Training yourself to find the bright side of any situation seems like a wise and noble pursuit. There are myriad strategies for developing this skill to cope with breakups, family illnesses, job losses, and financial woes.
But for those who cringe at the notion of being boundlessly optimistic, new research offers a dose of schadenfreude.
Psychologists at universities in Australia have shown that “cognitive reappraisal”—the act of grappling with a situation by recasting it in either a more positive or negative light—can sometimes result in a lower sense of wellbeing. According to a small study recently published in Psychological Science, reframing our perception of events—which psychologists use as a strategy in cognitive behavioral therapy—typically only boosts our wellbeing when we feel we lack control over the outcome.
The research relates to a psychological theory called the strategy-situation fit hypothesis, a theory about the best way to approach patients of anxiety and other psychological conditions, which came of age in the 1980s. It advocates for approaching problems adaptably depending on the circumstances. By this standard, reframing events would enhance a person’s mood only when they had little sway over the situation. The theory had previously been supported by lab research alone, but these researchers wanted to test it in daily life.

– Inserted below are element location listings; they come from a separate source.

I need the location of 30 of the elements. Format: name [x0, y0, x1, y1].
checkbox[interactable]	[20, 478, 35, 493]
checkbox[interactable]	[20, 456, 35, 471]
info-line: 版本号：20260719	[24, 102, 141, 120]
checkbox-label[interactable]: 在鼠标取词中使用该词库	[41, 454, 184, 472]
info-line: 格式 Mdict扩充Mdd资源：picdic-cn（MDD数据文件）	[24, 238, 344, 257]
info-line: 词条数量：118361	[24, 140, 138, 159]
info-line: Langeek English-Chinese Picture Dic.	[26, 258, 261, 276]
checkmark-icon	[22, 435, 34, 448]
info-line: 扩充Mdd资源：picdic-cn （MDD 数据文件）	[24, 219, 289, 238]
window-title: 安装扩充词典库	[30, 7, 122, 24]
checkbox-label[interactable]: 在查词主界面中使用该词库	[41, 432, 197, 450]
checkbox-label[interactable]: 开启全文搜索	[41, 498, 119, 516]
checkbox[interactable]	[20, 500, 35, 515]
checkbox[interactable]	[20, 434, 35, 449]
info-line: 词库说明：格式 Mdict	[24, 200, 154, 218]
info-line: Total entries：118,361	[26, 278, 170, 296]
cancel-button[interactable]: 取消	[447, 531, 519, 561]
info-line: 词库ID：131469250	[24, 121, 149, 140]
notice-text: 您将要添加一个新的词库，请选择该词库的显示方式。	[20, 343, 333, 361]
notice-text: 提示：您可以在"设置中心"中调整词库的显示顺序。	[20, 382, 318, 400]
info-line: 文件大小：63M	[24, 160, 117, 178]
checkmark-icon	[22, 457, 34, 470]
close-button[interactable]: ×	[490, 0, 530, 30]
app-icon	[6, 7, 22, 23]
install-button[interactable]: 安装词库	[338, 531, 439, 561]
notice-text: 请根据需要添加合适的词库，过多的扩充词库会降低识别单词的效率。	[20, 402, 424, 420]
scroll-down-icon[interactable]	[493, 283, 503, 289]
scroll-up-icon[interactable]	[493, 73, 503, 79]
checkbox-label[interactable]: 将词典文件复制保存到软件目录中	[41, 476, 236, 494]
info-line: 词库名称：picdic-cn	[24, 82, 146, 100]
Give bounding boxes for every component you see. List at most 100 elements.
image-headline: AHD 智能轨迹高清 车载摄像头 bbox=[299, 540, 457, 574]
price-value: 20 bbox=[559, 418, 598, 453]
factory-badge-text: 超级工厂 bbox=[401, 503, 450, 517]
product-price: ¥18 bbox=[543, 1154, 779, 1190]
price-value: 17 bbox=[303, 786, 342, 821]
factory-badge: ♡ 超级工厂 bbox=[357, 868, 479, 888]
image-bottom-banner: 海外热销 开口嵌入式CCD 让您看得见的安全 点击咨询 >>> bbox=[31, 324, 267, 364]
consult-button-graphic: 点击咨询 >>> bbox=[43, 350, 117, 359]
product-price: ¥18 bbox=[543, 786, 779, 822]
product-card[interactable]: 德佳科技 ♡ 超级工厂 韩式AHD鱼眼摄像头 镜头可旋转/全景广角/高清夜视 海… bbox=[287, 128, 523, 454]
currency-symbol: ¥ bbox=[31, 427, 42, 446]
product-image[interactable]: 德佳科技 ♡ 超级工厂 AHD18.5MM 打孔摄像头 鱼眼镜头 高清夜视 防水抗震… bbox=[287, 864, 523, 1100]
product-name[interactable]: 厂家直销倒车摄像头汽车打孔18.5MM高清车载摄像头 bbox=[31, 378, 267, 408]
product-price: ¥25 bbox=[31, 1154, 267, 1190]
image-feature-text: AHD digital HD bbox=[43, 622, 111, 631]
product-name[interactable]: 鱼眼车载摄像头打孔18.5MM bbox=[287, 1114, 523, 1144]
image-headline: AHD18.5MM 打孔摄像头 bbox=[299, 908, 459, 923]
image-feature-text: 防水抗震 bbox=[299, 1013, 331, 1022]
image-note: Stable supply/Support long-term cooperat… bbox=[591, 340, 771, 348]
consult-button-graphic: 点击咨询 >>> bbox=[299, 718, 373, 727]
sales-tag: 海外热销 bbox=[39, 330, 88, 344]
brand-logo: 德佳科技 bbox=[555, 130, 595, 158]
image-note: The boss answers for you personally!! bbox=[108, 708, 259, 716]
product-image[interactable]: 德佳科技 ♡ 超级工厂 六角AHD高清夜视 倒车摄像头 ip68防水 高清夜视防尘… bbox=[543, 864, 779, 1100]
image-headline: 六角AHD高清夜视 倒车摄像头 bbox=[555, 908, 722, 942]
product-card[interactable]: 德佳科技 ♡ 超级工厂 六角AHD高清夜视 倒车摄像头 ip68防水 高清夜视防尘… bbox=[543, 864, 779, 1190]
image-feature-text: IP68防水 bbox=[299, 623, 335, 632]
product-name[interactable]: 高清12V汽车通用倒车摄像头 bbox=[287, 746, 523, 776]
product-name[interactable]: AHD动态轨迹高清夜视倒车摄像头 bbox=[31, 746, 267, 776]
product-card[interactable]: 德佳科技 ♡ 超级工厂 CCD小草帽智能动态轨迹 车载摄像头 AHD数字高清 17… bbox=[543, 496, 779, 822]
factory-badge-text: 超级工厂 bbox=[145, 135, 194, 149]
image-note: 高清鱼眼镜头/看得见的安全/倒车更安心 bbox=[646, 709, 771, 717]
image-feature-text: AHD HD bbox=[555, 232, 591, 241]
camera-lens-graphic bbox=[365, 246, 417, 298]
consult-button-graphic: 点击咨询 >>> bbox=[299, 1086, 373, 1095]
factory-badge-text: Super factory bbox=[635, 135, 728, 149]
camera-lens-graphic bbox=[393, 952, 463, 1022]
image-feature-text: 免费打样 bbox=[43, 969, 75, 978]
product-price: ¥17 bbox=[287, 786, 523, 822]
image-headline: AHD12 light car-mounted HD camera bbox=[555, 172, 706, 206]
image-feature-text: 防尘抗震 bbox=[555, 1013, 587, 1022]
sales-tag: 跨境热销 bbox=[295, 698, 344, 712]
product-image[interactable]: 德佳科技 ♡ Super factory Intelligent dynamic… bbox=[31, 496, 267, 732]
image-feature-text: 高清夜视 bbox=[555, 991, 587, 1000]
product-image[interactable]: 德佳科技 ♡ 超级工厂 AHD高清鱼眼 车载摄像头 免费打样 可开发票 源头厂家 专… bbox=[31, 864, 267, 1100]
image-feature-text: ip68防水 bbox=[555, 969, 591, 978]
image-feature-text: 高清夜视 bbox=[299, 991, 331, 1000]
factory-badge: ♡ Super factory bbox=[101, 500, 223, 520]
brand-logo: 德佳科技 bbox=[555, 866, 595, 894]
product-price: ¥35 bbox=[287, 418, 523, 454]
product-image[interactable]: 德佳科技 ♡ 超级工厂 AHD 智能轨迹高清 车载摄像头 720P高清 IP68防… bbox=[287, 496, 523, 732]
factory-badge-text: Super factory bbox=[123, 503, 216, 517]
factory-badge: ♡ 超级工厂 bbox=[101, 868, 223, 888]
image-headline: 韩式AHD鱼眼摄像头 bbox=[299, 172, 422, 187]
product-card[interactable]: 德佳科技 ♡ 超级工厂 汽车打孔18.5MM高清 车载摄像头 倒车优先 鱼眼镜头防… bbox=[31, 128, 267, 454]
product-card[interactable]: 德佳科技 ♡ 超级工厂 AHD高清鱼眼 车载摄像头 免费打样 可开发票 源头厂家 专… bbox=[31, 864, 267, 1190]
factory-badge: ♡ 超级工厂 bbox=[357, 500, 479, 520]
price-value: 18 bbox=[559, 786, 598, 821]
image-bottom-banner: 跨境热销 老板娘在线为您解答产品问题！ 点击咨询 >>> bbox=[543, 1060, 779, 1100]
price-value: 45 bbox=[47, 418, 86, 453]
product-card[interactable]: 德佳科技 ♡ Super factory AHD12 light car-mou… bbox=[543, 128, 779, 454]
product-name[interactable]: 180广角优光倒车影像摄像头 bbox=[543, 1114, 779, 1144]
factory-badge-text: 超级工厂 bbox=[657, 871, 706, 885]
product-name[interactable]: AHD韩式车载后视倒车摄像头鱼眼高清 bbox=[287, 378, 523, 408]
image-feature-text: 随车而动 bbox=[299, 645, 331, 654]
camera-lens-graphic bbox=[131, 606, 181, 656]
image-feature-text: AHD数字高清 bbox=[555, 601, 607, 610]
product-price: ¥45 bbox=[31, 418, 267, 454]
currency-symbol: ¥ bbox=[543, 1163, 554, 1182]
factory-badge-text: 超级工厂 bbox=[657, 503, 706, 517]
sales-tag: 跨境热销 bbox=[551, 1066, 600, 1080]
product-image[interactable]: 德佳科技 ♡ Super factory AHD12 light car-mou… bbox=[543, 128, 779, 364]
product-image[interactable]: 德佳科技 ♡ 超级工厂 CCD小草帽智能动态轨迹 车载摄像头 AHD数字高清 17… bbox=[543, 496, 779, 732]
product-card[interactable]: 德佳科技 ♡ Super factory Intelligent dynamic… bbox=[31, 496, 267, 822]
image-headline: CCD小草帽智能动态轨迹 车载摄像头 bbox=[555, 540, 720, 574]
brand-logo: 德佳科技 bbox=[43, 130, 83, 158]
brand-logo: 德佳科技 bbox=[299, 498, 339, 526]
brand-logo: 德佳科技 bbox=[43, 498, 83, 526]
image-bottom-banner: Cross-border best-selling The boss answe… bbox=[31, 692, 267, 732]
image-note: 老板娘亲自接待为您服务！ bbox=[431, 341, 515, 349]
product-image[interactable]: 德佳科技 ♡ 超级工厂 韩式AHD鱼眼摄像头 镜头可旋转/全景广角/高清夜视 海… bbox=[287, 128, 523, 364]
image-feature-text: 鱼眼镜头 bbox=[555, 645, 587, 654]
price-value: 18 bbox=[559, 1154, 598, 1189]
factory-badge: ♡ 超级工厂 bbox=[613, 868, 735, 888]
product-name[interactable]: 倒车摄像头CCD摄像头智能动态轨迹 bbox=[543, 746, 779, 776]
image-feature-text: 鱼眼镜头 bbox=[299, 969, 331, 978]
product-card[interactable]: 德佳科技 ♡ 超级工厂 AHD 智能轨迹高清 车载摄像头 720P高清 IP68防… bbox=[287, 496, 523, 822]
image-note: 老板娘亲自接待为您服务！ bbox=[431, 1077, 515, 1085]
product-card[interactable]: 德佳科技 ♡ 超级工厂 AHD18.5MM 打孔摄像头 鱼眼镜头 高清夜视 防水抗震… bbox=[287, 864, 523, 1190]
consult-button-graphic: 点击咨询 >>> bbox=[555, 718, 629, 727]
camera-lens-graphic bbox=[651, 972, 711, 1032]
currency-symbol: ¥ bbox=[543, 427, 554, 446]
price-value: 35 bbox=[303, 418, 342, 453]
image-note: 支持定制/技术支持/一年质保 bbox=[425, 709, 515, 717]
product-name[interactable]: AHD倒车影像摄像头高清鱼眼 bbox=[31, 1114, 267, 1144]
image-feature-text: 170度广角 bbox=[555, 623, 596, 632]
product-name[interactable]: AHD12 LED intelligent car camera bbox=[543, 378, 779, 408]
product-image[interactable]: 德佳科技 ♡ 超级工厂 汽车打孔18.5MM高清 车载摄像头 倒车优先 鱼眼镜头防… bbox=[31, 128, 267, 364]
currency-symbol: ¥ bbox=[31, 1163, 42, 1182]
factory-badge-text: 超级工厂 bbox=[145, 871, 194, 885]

To do so, the scientists recruited 74 Australian adults, age 18-32, who were instructed to download a custom phone app designed for the investigation. Over the course of seven days, it pinged the participants every 30 minutes asking them how they were feeling about events in their day since the last time they were pinged. A short survey also asked how much control the participants felt they had over a situation, on a scale from one to 100, and whether they had taken any action to change their environment. At the beginning of their week in the study, the subjects also completed questionnaires measuring their levels of depression, anxiety, neuroticism, and self-esteem, among other traits.
Participants who had a better self-reported sense of wellbeing at the start of the survey (as revealed by their questionnaires) tended to reappraise an event when they felt they didn’t have a way to influence it, and did so less often when there was a sense they could control an environment or outcome. In other words, the happiest people did not mindlessly adopt a glass-half-full attitude; they reframed the situation only when it proved useful.
Those with a lower sense of wellbeing, on the other hand, reported the opposite: They tended to use a reframing strategy more when they had greater control over circumstances, and less when they didn’t.
Peter Koval, a research fellow in the School of Psychology at Australian Catholic University, and lead author of the study, says reframing in this way might dovetail with the now popular practice of “acceptance,” which is fashionable among Westerners drawn to Eastern practices like yoga and meditation. But, he adds, the connection is not clear.
Given the popularity of both practices, the research begs for more answers about why we’re so drawn to them, and what they actually do.